Para os executivos com dificuldades em aceitar tal premissa ou mesmo implantá-las, fica uma previsão. Sua próxima atividade de interação com profissionais com médicos poderá estar ameaçada. Assim como a sua reputação e a da sua companhia.
* Benny Spiewak é advogado, sócio responsável pelas áreas de Defesa, Propriedade Intelectual, Life Sciences e Tecnologia do escritório ZCBS – Zancaner Costa, Bastos e Spiewak Advogados; especialista em Propriedade Intelectual e Tecnologia pela Fundação Getúlio Vargas de São Paulo (FGV-SP); especialista em Propriedade Intelectual e Transferência de Tecnologia pelo The Franklin Pierce Law Center (Concord, EUA) e mestre em Direito da Propriedade Intelectual (LLM), formado pela The George Washington University.
Particularmente o trecho "Especificamente, a premissa das interações com médicos deve ser aquela que expressamente estabeleça ao profissional que ele não terá qualquer obrigação de angariar, referenciar ou arregimentar pacientes para a indústria farmacêutica.
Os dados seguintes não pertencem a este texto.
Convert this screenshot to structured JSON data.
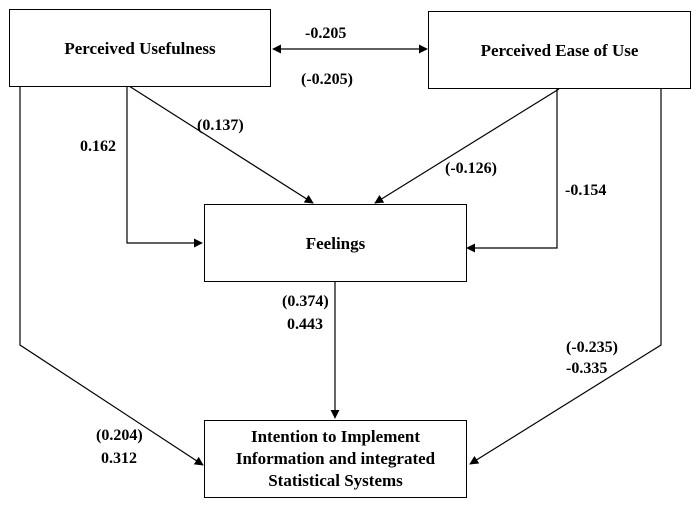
{
  "nodes": {
    "perceived_usefulness": {
      "label": "Perceived Usefulness"
    },
    "perceived_ease_of_use": {
      "label": "Perceived Ease of Use"
    },
    "feelings": {
      "label": "Feelings"
    },
    "intention": {
      "label": "Intention to Implement\nInformation and integrated\nStatistical Systems"
    }
  },
  "edges": {
    "pu_peou": {
      "from": "Perceived Usefulness",
      "to": "Perceived Ease of Use",
      "direction": "both",
      "value": "-0.205",
      "value_paren": "(-0.205)"
    },
    "pu_feelings_diag": {
      "from": "Perceived Usefulness",
      "to": "Feelings",
      "value_paren": "(0.137)"
    },
    "pu_feelings_elbow": {
      "from": "Perceived Usefulness",
      "to": "Feelings",
      "value": "0.162"
    },
    "peou_feelings_diag": {
      "from": "Perceived Ease of Use",
      "to": "Feelings",
      "value_paren": "(-0.126)"
    },
    "peou_feelings_elbow": {
      "from": "Perceived Ease of Use",
      "to": "Feelings",
      "value": "-0.154"
    },
    "feelings_intention": {
      "from": "Feelings",
      "to": "Intention to Implement Information and integrated Statistical Systems",
      "value_paren": "(0.374)",
      "value": "0.443"
    },
    "pu_intention": {
      "from": "Perceived Usefulness",
      "to": "Intention to Implement Information and integrated Statistical Systems",
      "value_paren": "(0.204)",
      "value": "0.312"
    },
    "peou_intention": {
      "from": "Perceived Ease of Use",
      "to": "Intention to Implement Information and integrated Statistical Systems",
      "value_paren": "(-0.235)",
      "value": "-0.335"
    }
  }
}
E o profissional médico não deverá, de forma alguma, receber benefícios em decorrência desses atos, tampouco ser sancionado por não fazê-lo" me parece ilustrar certo desconhecimento de como estas interações se dão no varejo, onde colegas médicos, via de regra, não submetem-se por "obrigação", sendo estas questões bastantes mais complexas: podem não ter obrigação de angariar para pesquisas, mas obtêm ganhos diretos ou indiretos; a discussão envolvendo "receber benefícios" está longe de ser simples e de fácil regulação: muitas vezes, destaque social conta mais do que pagamento em dinheiro; assim como "não dever ser sancionado por não fazer" beira a ingenuidade: no varejo as farmacêuticas não sancionam, deixam de afagar, o que é bem mais difícil de julgar.
ResponderExcluirQuando o autor diz que deve ser permitido aos profissionais médicos exercer livremente suas atividades, incluindo, especialmente, sua autonomia, ignora o poder da influência subliminar e a complexidade destas relações. Serve para situações envolvendo graus de objetividade incomuns no dia-a-dia da maioria das interações.